In his recently re-released Bioethics: A Primer for Christians , Gilbert Meilaender discusses baptism to formulate a Christian understanding of the person. Baptism, he points out, is a communal act but also individualizing: “the first thing to note about baptism is that it is a deeply individualizing act. Our parents hand us over, often quite literally when sponsors carry us as infants to the font. Deeply bound as we are and always will be to our parents, we do not belong to them. In baptism God sets his hand upon us, calls us by name, and thereby establishes are uniquely individual identity and destiny.”

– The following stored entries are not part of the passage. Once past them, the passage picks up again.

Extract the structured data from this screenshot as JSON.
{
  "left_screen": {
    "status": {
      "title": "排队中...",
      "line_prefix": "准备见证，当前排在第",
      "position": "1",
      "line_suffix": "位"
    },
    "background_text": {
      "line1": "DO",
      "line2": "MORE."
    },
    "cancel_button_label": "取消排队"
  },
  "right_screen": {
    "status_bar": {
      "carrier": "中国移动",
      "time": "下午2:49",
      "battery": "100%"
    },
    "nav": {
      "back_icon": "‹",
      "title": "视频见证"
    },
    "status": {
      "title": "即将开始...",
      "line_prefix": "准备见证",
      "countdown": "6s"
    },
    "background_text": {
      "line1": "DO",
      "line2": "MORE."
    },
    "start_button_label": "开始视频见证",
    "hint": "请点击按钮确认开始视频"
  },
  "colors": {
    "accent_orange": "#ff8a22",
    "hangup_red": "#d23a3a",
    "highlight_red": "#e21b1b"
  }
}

At the same time, baptism engrafts us into the body of Christ, which, since it is one, is a place of burden-sharing: “It is utterly impossible to exist in relation to God apart from such a bond with all the others who have been baptized into Christ’s Body. We are called to bear their burdens as they are called to carry ours. SOmetimes we are reluctant to should theirs. At least as often, perhaps, we are reluctant to have them shoulder ours, so eager are we to be masterful and independent.”

Baptism thus shapes what we mean by “individual”: “we should not suppose that any individual’s dignity can be satisfactorily described by the language of autonomy alone – as if we were most fully human when we acted on our own, chose the course of our ‘life plan,’ or were capable and powerful enough to burden no one.”